Target: David Napier, President of the Shockoe Bottom Neighborhood Association

Goal: Prevent construction of stadium on historic African-American land

Recently, in the neighborhood of Shockoe Bottom, there has been talk of building a baseball stadium. While officials believe that this stadium will stimulate the economy in an otherwise poor neighborhood, many residents are infuriated at the idea of building a stadium on historic land. The proposed stadium will be built on African burial ground, as well as the former site of the Lumpkins Jail. Some residents call this area “ground zero” because of its historical and sentimental value. Many African Americans in Shockoe Bottom feel that their ancestors fought long and hard on this land, thus it should be preserved in order to preserve their history.

If a stadium was to be built at Ground Zero in New York, the country would be in an uproar. This situation is no different. Just because Shockoe bottom is much smaller than New York does not mean that residents are any less attached to their historical land. Many officials argue that since it is not going to be a big stadium, it should not matter to residents. However, if residents feel that their ancestors land is being disrespected, they have every right to protest this stadium regardless of its size. In order to protect this historical African-American burial site, this stadium must not be built. Demand that there is no stadium built in Shockoe Bottom.


Dear David Napier,

Recently, it was revealed that officials want to build a baseball stadium in Shockoe Bottom even though many residents are upset over the idea. While the stadium is likely to generate jobs in this low-income community, it is to be built on historic African-American burial grounds. Many residents in the area feel strongly about this land on which their ancestors fought and were buried. In fact, some citizens refer to this land as their “ground zero.” They want to preserve the memories of their ancestors and respect their history.
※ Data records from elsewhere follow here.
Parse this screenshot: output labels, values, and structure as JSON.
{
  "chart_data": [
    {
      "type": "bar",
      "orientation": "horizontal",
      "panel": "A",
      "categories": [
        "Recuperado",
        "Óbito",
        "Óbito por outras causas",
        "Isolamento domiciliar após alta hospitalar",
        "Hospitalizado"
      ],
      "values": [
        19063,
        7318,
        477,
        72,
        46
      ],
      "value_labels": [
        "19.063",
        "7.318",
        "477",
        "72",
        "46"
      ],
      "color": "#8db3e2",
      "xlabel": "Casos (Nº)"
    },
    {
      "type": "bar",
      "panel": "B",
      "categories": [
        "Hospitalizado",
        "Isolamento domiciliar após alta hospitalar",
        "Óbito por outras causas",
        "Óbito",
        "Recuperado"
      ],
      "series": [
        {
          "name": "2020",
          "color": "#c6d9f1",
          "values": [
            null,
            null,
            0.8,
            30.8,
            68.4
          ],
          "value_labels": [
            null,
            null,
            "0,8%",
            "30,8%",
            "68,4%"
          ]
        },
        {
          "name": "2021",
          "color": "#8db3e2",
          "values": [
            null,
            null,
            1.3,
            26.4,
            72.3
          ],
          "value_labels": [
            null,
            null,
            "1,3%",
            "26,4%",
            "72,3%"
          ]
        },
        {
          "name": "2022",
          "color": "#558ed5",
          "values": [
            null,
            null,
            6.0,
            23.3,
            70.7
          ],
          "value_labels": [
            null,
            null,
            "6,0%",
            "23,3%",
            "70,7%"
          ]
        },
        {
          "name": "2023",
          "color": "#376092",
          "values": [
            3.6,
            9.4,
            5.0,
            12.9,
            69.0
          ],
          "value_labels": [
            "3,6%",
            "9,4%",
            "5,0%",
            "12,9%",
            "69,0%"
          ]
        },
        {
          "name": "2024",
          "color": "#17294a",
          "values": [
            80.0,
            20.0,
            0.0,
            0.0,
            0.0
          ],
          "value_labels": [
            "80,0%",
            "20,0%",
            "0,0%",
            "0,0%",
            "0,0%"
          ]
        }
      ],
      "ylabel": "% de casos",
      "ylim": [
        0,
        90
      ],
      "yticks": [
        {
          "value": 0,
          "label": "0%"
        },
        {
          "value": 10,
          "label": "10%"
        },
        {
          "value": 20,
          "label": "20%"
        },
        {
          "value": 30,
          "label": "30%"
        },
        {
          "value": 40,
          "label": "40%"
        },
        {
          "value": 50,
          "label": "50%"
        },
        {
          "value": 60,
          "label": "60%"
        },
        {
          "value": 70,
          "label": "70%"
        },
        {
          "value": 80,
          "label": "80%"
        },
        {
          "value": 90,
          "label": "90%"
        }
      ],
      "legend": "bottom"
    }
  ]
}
While you may argue that it is “not Yankee stadium,” but rather a small stadium, the size of the building does not matter if you are still building on sacred historical ground. It is not the size of the land, but the sentimental value of it that matters. You would not want someone building a stadium on land that your ancestors fought and died on, so what makes the residents of Shockoe Bottom any different? It is extremely important that this stadium is not built. In order to preserve important history and keep residents of Shockoe Bottom happy, you must not build this stadium.